Public hearing but not seeing

August 18, 2013

Item 11A on this week’s city council agenda proposes a public hearing and discussion and action to approve the city manager’s proposed budget resolution for 2014.

The backup material does not include the budget resolution.

How can the purposes of a public hearing be fulfilled if the document to be considered is not made available to the public?

I also note that the form used to submit the item for the agenda is not signed.  Neither is the form used to submit the ratification of the property tax increase, nor the form associated with the tax increase ordinance.

Bad sign

Have things gotten so bad down at city hall that the department heads will not sign documents?  Is this a way for them to claim that they were not involved?

We deserve better

Brutus.


Don’t call me

August 17, 2013

If you take a look at the city web site you can eventually find a phone number for city council and city management staff.

There are also links that take you to pages that let you send your anonymous comments.  This blog has a “Contact the city” button at the top of the page that will give you a list of links.

You might find it interesting that the most junior member of the team, the chief financial officer, does not provide a phone number.  Evidently she does not want to talk to us citizens.

This is the same chief financial officer who has made those horrible financial presentations about the ball park and the move of city hall in front of city council.  She said that the move of city hall would cost $33 million.  We are now over $70 million just using numbers that the city has made public.  When this open records mess is resolved we will undoubtedly see the number rise.  Remember the $50 million dollar ball park.  The public number is now over $62 million.  I plan to post an article soon that will show how even that number is in fact low.  Then as the project progresses we will learn about the money that the city is spending from other funds to build things around the ball park.

Maybe this makes clear why she does not list a phone number.

We deserve better

Brutus


Not Detroit

August 11, 2013

We have been told that the increase in our baseball park bond costs are due to the recent Detroit bankruptcy.

This article is of interest in that regard.  Detroit’s Bankruptcy Doesn’t Faze the Municipal Bond Market

Quoting from parts of it:

  • Strange as it may seem, Detroit’s bankruptcy filing—the biggest ever for a U.S. city—doesn’t appear to have unnerved the $3.7 trillion U.S. municipal bond market.
  • Localities from Washington State to Alabama to Massachusetts planned to sell $8.6 billion in debt during the first full week of August, the most since April.

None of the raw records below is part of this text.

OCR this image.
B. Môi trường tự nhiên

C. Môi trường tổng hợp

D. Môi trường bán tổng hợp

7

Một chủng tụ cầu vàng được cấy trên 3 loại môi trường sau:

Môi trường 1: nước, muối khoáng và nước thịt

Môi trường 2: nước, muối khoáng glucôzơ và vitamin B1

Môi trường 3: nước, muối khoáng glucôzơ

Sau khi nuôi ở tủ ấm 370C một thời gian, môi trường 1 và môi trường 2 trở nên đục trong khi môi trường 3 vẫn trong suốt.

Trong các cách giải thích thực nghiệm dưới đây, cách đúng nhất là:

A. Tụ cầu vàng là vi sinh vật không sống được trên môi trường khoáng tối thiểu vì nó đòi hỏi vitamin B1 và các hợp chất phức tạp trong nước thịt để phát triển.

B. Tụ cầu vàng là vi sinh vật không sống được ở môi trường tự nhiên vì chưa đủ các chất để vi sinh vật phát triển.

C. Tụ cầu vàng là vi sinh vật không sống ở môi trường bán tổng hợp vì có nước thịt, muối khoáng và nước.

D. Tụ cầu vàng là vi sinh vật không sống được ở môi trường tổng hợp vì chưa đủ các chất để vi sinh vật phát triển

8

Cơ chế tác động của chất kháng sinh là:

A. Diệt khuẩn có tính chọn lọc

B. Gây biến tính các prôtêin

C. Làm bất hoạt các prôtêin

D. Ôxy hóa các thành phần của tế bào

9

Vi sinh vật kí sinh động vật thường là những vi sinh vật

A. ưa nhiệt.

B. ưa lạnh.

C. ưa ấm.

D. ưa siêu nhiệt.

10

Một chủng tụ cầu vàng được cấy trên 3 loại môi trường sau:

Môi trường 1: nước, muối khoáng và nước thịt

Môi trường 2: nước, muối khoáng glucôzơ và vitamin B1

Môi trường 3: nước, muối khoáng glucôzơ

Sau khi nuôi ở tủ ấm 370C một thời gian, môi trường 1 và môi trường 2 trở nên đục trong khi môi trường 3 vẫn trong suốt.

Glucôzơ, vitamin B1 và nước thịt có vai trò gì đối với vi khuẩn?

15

Other market forces may have had an effect on bond prices since our Downtown Development Corporation decided to sell it’s bonds starting in the first week of may.

Is the Detroit issue a smoke screen being used to cover up what really happened?

Recently a blogger suggested that the delay in offering the bonds for sale was at the request of certain city council members who wanted to delay the bond issuance until after the election.

That does not make sense to me in that if I were part of the group ramrodding this I would want to make certain that the bonds were sold while I was still in a position to vote.

If the blogger is right someone or someones intervened to cause a delay in the sale of the bonds, thus costing us $17 million.  I would like to know who was involved if the allegation is true.

We deserve better

Brutus


Not yet

August 6, 2013

Tuesday’s city council agenda has an item on it that will allow city council to talk in executive session about the El Paso lawsuit against the attorney general of Texas.

Some former city representatives and current city staff do not want to turn over emails that pertain to city business that were sent or received from their personal electronic devices.  The attorney general says they must.

There is not an item that will allow city council to take action on the issue after returning to the public session.

Something is wrong here.  It seems that the city attorney wants more time.

Why?  What are they hiding?  How bad will it be when the emails are ultimately released?  Are they stalling to have some statutory time limit pass?  Are they stalling to get some other deal finished before some damaging truth is disclosed?

We deserve better

Brutus


Opaque city

July 24, 2013

The Center for Public Integrity published an article recently about public information requests in the state of Texas. You can read it here.

According to the article, in 2011 the city of El Paso government attempted to deny public information requests by appealing to the attorney general of Texas 63% of the time.

63%

That is horrible. The city sought permission to deny 63% of the requests made. Some of the appeals were appropriate, but we know first-hand how the city uses the process to hold up disclosure. The article did not provide numbers about how many times the attorney general agreed with El Paso.

My suspicion is that the city lost the majority of those cases. Texas makes most government documents available to the public. The exceptions relate primarily to personal privacy, not government inconvenience.

The city uses the tactic of appealing to the attorney general regularly. It knows that it will lose, but it is an effective way to stall — generally for about 90 days.

74%

That is the number that I hope that city staff and city council keep in their collective minds as time advances.